Serve *in*directly from artifacts
Prerequisites
- Pages site artifact zip files are no longer consumed https://gitlab.com/gitlab-org/gitlab-ce/issues/45888
- We regenerate any Pages artifact zip files that were already consumed https://gitlab.com/gitlab-org/gitlab-ee/issues/9346
- We have Pages pull config from the Rails API #161 (closed)
Proposal
- Pages receives a request for a site resource.
- Pages does a lookup in configs as usual.
- If the site exists, and Pages doesn't have the artifact.zip yet, it downloads it via the Rails API.
- Pages extracts the zip to a unique path in its filesystem.
- Pages serves the site from that path.
- Pages regularly checks for invalidation, so the filesystem acts as an LRU or other cache.
Pros
- ~Geo doesn't need to "sync" anything at all.
- Pages becomes HA and scalable?
- Pages site symlinks continue to work.
- Object storage is not required.
Cons
- If we are extracting artifact.zip on demand, there is a cold-cache issue, whenever a new request comes in, there is this initial download/extract time before it can handle requests, and this is shared by each "Pages" node. Site can be of GBs if it include a lot of images.
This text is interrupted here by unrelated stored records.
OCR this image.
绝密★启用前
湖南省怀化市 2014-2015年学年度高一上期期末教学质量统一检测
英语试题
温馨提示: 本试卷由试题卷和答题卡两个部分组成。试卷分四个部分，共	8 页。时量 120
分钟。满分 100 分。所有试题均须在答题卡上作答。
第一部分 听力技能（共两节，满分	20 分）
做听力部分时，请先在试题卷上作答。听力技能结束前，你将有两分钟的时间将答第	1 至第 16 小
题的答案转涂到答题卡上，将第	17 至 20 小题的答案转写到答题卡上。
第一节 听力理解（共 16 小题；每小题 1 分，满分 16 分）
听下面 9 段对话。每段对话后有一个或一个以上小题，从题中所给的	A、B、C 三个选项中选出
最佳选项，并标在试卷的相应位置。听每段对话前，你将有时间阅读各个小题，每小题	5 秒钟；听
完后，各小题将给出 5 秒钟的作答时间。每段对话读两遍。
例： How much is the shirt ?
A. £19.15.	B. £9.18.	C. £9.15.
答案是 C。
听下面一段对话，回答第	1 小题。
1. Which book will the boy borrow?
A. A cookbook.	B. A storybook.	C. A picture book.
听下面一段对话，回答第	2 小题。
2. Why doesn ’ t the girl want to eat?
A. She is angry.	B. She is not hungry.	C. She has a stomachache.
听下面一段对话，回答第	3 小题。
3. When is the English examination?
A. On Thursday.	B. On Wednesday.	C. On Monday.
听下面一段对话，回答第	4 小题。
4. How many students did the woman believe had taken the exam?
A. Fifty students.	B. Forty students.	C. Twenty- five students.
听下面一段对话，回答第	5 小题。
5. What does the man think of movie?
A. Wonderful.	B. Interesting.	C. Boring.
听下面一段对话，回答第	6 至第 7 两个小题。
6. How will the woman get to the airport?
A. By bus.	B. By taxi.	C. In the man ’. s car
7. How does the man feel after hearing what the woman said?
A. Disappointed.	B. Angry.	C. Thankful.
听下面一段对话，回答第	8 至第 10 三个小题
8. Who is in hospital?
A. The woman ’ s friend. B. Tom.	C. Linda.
It would 503 for a while.
- Invalidating/expiring is complex as you need to ping each machine to free space, or each one have to ping API in order to determine if they can or cannot remove folder from disk - O(N*M)?
More related discussion
GitLab Pages direction doc (internal link): https://docs.google.com/document/d/18awpT5MVhlmdX0erO1X__Od59KZvrXBbdV0HG5A7WZk/edit#
Once we have #78 (closed) done, we could rework the main pages functionality as a set of pointers to specific pages artifacts, accessed in the same way.
We'd need to stop deleting pages artifacts, and somehow regenerate the ones already deleted, of course, but then custom domains and the group / project pages can just become pointers to artifacts, with an optional filesystem cache to speed things up.
Once a given pages artifact is no longer the latest, it can expire according to the usual rules.
For content, I think we want to implement https://gitlab.com/gitlab-org/gitlab-ce/issues/45888. Modulo existing customer data (which could in principle be backfilled), this will ensure you can always get the current Pages content for a site from the GitLab API, (which may, of course, be serving a redirect to an archive in object storage).
Once we have this, we can treat the file store as a non-coherent temporary cache. If we're still interested in continued resilience while the GitLab API is unavailable, we can endeavour to keep it filled all the time. If the file store is lost, we can stand up a new, empty one, and the cache can be refilled from the GitLab API, either aggressively, or on-first-request.
If we have two of these backends, they don't have to share an NFS mount, and the loss of one won't cause an outage.